Though many supporters advised him not to come back to Russia, Mr. Kara-Murza continued to work in the country. He was detained there last April while on a trip to Moscow and accused of disobeying police orders. He was sentenced to administrative arrest, during which the authorities charged him with spreading “fake” information about the Russian Army. He was later charged with taking part in an “undesirable organization” and treason. The verdict on Monday combined all of the charges into one sentence.

The trial, which human-rights organizations decried as politically motivated, took place behind closed doors. Neither the prosecutors nor the investigators presented any evidence in public that would support the treason charge. Vadim Prokhorov, Mr. Kara-Murza’s lawyer, said in a post on Facebook in October that the treason charge related to public statements made in the United States and Europe which criticized the Kremlin.

On Monday, the United Nations human rights office decried Mr. Kara-Murza’s sentencing as “a blow to the rule of law" while Hugh Williamson, the Europe and Central Asia director at Human Rights Watch, called it “a travesty of justice.”

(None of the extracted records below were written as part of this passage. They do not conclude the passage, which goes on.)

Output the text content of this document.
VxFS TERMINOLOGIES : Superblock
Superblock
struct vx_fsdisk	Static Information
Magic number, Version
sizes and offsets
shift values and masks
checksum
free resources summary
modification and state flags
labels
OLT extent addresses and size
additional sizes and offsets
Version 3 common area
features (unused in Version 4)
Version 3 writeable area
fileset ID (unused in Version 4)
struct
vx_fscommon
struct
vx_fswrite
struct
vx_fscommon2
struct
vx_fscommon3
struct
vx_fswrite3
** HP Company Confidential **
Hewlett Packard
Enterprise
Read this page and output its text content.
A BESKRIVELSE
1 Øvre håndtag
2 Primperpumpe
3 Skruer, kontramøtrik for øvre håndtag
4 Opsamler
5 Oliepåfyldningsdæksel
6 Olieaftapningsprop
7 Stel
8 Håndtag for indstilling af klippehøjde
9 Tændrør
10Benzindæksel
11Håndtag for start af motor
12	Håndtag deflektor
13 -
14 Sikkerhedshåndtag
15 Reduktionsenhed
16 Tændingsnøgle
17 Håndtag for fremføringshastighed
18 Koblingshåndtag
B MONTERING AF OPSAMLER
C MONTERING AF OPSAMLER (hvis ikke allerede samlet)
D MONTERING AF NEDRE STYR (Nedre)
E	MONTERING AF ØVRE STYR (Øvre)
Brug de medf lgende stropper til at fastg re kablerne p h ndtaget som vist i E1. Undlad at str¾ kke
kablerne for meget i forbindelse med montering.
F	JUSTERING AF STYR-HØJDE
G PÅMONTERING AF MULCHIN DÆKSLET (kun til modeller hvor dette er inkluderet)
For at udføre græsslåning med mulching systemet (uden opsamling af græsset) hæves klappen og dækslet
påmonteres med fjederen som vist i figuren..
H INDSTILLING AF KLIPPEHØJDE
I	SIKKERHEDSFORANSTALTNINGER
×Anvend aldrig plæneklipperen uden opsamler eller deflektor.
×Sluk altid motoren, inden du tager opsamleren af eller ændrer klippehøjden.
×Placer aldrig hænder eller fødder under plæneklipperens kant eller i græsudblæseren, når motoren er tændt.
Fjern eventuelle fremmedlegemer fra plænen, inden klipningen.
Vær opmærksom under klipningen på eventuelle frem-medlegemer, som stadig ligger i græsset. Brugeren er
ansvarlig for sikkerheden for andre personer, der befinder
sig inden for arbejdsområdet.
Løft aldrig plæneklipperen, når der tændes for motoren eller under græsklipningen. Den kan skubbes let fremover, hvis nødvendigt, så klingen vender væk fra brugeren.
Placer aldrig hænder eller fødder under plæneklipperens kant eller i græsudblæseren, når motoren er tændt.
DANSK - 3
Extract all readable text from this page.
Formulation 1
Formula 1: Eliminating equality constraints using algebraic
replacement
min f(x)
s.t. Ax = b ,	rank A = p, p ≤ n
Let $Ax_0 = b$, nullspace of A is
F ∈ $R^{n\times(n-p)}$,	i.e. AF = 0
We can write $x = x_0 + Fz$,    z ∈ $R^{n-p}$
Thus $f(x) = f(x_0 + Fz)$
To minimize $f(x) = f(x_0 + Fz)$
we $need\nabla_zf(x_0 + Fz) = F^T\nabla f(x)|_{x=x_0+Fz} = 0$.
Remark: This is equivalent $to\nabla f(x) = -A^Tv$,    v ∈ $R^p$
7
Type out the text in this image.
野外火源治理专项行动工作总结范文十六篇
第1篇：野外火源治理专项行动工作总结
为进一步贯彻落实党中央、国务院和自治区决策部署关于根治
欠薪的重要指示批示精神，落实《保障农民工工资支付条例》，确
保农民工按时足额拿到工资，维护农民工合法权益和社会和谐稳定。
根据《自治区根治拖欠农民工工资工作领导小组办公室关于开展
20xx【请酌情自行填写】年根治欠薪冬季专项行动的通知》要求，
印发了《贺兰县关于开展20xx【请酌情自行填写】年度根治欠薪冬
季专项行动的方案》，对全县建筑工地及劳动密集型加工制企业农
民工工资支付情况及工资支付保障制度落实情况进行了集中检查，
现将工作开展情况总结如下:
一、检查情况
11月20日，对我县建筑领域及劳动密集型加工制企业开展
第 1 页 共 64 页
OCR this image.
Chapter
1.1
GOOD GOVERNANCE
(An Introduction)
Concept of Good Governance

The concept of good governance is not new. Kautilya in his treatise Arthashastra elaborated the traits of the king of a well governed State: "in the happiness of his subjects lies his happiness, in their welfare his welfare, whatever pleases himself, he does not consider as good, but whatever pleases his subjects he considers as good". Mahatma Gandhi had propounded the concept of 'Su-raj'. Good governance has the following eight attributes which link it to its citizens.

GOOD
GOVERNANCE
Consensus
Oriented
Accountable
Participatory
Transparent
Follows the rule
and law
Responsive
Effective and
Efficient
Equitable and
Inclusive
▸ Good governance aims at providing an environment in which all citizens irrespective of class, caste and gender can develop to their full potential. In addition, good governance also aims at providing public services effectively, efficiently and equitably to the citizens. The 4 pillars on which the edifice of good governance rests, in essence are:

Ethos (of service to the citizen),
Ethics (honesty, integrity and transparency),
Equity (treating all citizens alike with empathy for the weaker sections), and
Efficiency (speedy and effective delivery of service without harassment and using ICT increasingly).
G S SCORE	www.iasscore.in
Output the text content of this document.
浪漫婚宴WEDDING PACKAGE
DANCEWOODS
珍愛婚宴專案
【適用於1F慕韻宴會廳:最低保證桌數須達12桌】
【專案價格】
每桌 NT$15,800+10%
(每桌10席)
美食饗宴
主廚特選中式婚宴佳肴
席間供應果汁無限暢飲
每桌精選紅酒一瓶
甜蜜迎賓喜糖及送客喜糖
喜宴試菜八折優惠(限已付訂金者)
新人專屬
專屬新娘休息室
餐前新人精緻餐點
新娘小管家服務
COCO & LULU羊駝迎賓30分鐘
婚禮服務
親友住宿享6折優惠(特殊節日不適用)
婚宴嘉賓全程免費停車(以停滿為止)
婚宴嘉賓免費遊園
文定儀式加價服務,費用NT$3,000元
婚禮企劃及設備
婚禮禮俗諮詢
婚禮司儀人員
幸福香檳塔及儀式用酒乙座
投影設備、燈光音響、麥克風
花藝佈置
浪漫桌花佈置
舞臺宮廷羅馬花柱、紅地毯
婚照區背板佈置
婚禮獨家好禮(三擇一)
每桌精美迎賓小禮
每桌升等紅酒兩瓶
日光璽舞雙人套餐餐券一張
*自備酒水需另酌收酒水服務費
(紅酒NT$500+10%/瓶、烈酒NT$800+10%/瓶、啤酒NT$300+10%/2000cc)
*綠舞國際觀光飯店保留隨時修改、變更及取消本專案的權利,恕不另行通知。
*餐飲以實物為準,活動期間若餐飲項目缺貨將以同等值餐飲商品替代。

The U.S. State Department condemned the sentence and said Mr. Kara-Murza was “yet another target of the Russian government’s escalating campaign of repression.” Britain’s Foreign Office said it had summoned the Russian ambassador in London to protest what it described as a “politically motivated” conviction that runs “contrary to Russia’s international obligations on human rights, including the right to a fair trial.” In March, the U.S. Department of the Treasury sanctioned three individuals, including a judge and an investigator, involved in prosecuting Mr. Kara-Murza.

Dmitri S. Peskov, the Kremlin’s spokesman refused to comment on the sentence.

During pretrial detention, Mr. Kara-Murza, a Russian-British dual national, said that he had been denied the right to call his family and his health began to deteriorate rapidly.

In his final address to the court before the verdict last week, Mr. Kara-Murza likened the current climate in Russia to the terror of the Stalin era.

“The day will come when the darkness over our country will dissipate,” he told a Moscow courtroom. “When black will be called black, and white will be called white; when at the official level, it will be recognized that two times two is still four; when a war will be called a war, and a usurper a usurper.”